A Fifa tornou-se alvo de uma investigação no Congresso dos Estados Unidos devido à sua estreita relação com o ex-presidente Donald Trump. O deputado democrata Jamie Raskin, membro da Câmara dos Representantes, enviou uma carta ao presidente da Fifa, Gianni Infantino, cobrando esclarecimentos sobre encontros, presentes e acordos firmados entre a entidade máxima do futebol e o ex-mandatário americano.

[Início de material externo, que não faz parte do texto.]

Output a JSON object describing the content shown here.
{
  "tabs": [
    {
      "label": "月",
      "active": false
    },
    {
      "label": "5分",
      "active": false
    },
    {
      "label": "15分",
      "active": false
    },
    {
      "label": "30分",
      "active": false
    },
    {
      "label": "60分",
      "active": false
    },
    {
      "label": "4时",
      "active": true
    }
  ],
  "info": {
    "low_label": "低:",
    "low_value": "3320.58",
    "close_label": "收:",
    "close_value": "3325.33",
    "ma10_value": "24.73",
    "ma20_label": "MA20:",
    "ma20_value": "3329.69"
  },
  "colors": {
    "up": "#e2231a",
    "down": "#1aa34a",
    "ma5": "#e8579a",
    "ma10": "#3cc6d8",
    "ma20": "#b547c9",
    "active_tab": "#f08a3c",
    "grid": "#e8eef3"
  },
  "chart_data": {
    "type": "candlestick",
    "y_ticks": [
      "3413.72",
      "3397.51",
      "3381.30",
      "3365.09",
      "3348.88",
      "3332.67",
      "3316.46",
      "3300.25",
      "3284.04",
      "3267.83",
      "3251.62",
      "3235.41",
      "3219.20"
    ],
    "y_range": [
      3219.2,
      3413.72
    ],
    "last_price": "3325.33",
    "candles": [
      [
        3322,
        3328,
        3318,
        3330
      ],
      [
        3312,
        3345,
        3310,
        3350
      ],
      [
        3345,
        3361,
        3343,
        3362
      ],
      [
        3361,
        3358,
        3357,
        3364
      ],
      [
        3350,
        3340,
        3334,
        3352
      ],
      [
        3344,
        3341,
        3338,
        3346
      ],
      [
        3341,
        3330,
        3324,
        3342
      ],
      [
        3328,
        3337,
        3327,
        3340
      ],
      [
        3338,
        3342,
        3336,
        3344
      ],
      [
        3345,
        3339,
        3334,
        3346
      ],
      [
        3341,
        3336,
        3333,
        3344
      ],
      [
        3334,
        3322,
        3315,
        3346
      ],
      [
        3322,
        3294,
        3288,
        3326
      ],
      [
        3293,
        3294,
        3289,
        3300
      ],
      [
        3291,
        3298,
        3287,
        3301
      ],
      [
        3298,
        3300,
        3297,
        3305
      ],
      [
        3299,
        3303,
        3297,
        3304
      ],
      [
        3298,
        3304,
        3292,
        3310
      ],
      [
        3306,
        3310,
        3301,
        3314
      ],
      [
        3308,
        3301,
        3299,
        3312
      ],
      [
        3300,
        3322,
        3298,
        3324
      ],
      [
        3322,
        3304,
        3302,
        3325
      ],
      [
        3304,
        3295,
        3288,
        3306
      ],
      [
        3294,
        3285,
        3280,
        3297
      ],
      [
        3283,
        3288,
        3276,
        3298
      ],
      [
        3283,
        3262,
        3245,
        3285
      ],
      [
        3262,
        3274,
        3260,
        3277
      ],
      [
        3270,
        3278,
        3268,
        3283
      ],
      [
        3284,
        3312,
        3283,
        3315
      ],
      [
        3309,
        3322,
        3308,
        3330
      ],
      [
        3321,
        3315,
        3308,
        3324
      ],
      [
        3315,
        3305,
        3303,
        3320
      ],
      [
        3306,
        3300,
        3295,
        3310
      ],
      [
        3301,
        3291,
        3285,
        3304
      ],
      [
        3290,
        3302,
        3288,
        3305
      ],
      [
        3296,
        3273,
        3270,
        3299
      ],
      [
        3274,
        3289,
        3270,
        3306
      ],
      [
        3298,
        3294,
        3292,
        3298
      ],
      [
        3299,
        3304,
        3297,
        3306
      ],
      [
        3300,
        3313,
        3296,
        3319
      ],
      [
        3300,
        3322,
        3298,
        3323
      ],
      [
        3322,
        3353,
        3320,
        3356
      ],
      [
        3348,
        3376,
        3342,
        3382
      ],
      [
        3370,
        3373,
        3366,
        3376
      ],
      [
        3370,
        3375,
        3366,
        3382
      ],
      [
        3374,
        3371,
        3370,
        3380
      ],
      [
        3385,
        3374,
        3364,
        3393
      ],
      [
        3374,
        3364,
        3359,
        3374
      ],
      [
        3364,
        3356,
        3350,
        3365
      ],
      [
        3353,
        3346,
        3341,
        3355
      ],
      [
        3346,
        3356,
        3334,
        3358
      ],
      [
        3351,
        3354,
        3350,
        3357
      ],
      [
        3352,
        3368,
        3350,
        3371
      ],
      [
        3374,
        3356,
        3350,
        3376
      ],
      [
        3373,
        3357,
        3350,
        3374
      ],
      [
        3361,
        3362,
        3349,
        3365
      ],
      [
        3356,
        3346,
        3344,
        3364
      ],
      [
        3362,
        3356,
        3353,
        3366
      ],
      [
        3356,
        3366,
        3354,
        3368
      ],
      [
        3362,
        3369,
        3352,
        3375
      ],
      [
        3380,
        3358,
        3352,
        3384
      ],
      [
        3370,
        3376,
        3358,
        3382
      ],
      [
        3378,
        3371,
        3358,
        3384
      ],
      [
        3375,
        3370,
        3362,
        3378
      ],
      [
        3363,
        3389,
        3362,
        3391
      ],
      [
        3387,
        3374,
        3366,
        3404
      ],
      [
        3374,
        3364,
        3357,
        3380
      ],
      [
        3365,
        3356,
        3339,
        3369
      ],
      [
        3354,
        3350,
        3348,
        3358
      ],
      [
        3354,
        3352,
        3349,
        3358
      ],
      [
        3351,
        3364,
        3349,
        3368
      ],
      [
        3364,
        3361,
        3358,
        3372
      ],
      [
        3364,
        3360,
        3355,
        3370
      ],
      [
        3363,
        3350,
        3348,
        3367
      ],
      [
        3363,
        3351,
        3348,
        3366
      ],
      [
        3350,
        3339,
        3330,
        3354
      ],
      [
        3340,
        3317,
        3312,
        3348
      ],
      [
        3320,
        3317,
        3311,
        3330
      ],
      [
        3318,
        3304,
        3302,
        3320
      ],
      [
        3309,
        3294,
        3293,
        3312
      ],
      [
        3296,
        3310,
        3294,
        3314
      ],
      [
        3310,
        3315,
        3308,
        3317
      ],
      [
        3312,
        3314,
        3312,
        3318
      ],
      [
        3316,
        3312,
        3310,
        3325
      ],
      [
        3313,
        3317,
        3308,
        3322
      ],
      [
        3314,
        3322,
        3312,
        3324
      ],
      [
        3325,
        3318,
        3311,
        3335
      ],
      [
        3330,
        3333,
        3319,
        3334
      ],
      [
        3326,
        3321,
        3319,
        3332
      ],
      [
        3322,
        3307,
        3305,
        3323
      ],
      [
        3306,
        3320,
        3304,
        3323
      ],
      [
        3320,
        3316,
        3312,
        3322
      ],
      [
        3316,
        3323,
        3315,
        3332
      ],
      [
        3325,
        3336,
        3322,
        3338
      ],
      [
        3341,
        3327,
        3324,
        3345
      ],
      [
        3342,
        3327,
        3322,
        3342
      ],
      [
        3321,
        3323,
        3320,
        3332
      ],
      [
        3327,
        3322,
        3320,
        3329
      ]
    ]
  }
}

Conteúdo da carta e exigências de Raskin
Na carta, Raskin solicita acesso a todos os registros de reuniões realizadas entre representantes da Fifa e Trump ou sua equipe, além de uma lista de presentes trocados e acordos comerciais ou diplomáticos. O deputado argumenta que a relação entre as partes levanta questões sobre conflitos de interesse e possível influência indevida, especialmente no contexto da Copa do Mundo de 2026, que será sediada em parte pelos Estados Unidos.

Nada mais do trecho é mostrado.